One of my aims when I opened my Etsy shop selling vintage graphics was to have as wide a variety of images available as possible. It took me a while before I realised this was tapping into something called the 'long tail'. The graph shows how this works. The area in yellow is the same as the area in green, but represents a large number of distinct items sold in relatively small quantities, rather than the small number of items sold in large quantities represented by the green area, which is where the best sellers like the Dan Brown books or '50 Shades' series are to be found.
By aiming for wide variety, I am targeting this long tail. At first this was an accident, now it is a deliberate tactic. Note that this is not the same as catering for a 'niche' market. As a strategy, niche marketing is aimed at being a big fish in a small pond, concentrating all your efforts on a small but specific and well defined segment of the population. Catering to the long tail is the opposite. Because I print to order and therefore don't have to either anticipate what will sell or keep large stocks, I can spread my efforts very widely. As a comment on the Longtail blog linked at the end of this article put it "The market is a mile wide and an inch deep".
I'm not alone in this of course, this is the Amazon model where over time products with a low sales volume collectively make up a market share that rivals or exceeds the relatively few current bestsellers and blockbusters, provided that distribution channel is large enough. This is why I wouldn't attempt this approach on an independent web site. Etsy as a brand already brings huge numbers of people to their site and I can tap into their searches to make my sales.

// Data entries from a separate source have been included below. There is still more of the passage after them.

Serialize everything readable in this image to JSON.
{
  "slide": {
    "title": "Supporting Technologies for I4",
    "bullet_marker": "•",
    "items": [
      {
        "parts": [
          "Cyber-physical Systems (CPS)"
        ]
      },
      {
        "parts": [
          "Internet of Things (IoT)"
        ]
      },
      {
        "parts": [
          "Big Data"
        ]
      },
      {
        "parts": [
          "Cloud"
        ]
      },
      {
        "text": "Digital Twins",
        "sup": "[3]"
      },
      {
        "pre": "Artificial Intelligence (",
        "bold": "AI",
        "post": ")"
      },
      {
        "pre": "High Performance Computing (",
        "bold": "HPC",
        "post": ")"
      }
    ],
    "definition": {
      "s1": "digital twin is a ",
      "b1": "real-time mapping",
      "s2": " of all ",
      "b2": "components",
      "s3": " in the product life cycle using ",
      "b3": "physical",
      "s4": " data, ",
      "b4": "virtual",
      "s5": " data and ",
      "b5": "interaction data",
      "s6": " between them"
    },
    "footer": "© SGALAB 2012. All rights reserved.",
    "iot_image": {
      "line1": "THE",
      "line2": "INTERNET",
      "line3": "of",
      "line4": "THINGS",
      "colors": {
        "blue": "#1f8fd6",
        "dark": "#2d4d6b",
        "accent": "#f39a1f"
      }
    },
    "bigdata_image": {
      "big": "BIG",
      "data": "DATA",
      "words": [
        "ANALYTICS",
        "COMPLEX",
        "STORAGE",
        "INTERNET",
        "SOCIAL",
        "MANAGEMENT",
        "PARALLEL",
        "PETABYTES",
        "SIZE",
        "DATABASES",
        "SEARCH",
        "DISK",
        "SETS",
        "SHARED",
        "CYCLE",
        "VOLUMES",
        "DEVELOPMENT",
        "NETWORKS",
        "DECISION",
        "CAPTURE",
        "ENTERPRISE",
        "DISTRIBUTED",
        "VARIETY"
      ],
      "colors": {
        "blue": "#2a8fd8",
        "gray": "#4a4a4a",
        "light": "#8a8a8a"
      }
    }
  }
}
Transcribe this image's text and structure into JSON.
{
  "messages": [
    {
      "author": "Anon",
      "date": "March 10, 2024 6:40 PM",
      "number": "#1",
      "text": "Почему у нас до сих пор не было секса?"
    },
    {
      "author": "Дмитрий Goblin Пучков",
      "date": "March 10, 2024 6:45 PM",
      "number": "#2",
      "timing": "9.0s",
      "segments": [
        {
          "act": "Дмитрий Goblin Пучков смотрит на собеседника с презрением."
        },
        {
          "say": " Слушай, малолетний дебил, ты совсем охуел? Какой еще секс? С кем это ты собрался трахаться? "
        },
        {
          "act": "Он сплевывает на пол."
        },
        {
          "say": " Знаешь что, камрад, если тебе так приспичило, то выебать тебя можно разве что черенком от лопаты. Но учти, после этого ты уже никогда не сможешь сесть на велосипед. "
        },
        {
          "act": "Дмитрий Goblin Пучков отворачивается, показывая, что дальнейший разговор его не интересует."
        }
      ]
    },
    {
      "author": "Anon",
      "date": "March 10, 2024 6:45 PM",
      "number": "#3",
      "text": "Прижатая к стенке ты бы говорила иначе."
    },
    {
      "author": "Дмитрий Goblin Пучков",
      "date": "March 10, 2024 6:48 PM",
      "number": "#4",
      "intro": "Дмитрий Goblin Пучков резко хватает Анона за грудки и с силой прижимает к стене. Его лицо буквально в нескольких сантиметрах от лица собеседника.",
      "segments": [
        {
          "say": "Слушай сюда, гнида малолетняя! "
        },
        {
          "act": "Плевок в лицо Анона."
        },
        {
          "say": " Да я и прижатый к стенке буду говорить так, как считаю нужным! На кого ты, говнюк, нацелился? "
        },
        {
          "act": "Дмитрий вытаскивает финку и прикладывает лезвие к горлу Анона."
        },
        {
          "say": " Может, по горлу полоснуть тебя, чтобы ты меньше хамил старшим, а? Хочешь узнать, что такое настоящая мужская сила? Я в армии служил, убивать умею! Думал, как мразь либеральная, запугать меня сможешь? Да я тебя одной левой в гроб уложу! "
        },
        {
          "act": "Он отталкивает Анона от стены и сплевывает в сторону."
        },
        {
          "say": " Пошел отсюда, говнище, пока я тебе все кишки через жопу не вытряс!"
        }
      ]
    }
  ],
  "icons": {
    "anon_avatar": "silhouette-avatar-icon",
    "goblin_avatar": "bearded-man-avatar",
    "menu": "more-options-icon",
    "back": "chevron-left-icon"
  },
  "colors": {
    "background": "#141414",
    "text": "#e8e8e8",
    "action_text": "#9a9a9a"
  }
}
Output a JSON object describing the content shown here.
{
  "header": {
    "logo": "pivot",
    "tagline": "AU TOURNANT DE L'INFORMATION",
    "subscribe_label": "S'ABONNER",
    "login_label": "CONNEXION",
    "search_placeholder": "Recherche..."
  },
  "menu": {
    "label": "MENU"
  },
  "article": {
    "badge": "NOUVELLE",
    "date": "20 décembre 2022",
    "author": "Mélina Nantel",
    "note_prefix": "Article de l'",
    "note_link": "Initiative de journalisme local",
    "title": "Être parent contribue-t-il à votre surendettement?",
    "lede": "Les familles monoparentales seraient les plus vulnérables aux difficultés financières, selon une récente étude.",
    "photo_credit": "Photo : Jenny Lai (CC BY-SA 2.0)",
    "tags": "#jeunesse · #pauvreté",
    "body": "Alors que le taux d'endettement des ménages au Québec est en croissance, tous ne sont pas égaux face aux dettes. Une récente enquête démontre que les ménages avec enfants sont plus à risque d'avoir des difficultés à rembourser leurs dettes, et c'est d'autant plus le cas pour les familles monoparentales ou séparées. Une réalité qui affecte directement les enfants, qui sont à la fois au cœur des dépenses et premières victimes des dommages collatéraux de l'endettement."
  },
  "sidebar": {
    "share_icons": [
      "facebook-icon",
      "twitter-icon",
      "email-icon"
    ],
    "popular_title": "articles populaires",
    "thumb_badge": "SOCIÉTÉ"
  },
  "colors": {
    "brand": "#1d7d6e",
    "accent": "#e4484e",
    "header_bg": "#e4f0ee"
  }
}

This possibly also explains why original art doesn't sell so well on Etsy or similar sites. The market for 'things to hang on the wall' is huge. That part of it looking for original works of art is much smaller. Out of that smaller market the proportion who will like your style and subject will be even smaller even if they find you. In addition, since the search process relies on using words to find images, the search terms for original art are very much harder to pin down, especially for abstract art. There are visual search tools but they do not have the reach of Google text searches. In my case it is even more difficult because Etsy's failure to properly differentiate between reproductions and originals or even between a downloadable file and the physical image once printed, makes the search results whether on site or via Google, hopelessly contaminated.